(Medical Xpress)—A team of researchers from several universities in Europe has found that human test subjects with a damaged portion of their brain were likely to invest more money in a risky trustee than those without the brain damage. In their paper published in the Proceedings of the National Academy of Sciences, the team says the subjects were willing to invest more despite being told that the trustee may not be trustworthy.
In their study, the researchers found that test subjects with damage to the part of their brain known as the basolateral amygdale, but who still had a normally functioning central-medial amygdale, tended to be far more generous in a role-playing game – individuals were asked to offer funds to a trustee who was supposed to invest the funds for them – than those without such brain damage. More surprising was that the test subjects continued to do so despite being made aware of the possibility that the trustee might abscond with their money. When asked why, the test subjects were unable to offer an explanation. Interestingly, there did appear to be a limit however – test subjects were willing to risk up to twice as much money as their non-brain damaged peers, but no more than that.
The researchers suggest that their findings do not indicate a change in risk-taking due to the brain damage, or that the test subjects expected a higher than average return on their investment. Instead, they suggest, it's more likely that the brain damage resulted in problems with comprehending risk assessment. Prior research they say, with mice, has shown that damage to the amygdale resulted in rodents that appeared unable to assess the tradeoff between risk taking and the reward that might come about as a result of engaging in a risky venture.
If further study adds credence to these new findings, it could have implications for investors and people with brain damage. Someone with minor damage to their amygdale (from playing football perhaps) could be living an otherwise normal life, for example, but make poor choices regarding investing, or even buying a house. If the brain damage is subsequently discovered, there would likely be legal implications that could result in changes to how such cases are decided.

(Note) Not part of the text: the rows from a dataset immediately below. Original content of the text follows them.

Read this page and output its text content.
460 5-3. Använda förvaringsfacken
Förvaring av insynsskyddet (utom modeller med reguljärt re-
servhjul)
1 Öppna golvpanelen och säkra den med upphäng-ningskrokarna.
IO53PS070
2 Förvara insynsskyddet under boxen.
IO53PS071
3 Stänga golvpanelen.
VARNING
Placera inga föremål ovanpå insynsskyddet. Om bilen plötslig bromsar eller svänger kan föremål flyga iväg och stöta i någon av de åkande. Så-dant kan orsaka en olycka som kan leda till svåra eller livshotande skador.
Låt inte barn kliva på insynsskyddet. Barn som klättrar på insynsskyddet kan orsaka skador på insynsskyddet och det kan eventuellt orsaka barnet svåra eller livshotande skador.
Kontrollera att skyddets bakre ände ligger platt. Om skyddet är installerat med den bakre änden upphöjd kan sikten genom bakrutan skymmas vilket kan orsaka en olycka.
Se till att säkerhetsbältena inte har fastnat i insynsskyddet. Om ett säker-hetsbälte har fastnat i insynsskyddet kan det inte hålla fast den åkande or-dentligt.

More information: "Generous economic investments after basolateral amygdala damage," by Jack van Honk, Christoph Eisenegger, David Terburg, Dan J. Stein, and Barak Morgan, PNAS, 2013. www.pnas.org/cgi/doi/10.1073/pnas.1217316110
Contemporary economic models hold that instrumental and impulsive behaviors underlie human social decision making. The amygdala is assumed to be involved in social-economic behavior, but its role in human behavior is poorly understood. Rodent research suggests that the basolateral amygdala (BLA) subserves instrumental behaviors and regulates the central-medial amygdala, which subserves impulsive behaviors. The human amygdala, however, typically is investigated as a single unit. If these rodent data could be translated to humans, selective dysfunction of the human BLA might constrain instrumental social-economic decisions and result in more impulsive social-economic choice behavior. Here we show that humans with selective BLA damage and a functional central-medial amygdala invest nearly 100% more money in unfamiliar others in a trust game than do healthy controls. We furthermore show that this generosity is not caused by risk-taking deviations in nonsocial contexts. Moreover, these BLA-damaged subjects do not expect higher returns or perceive people as more trustworthy, implying that their generous investments are not instrumental in nature. These ﬁndings suggest that the human BLA is essential for instrumental behaviors in socialeconomic interactions.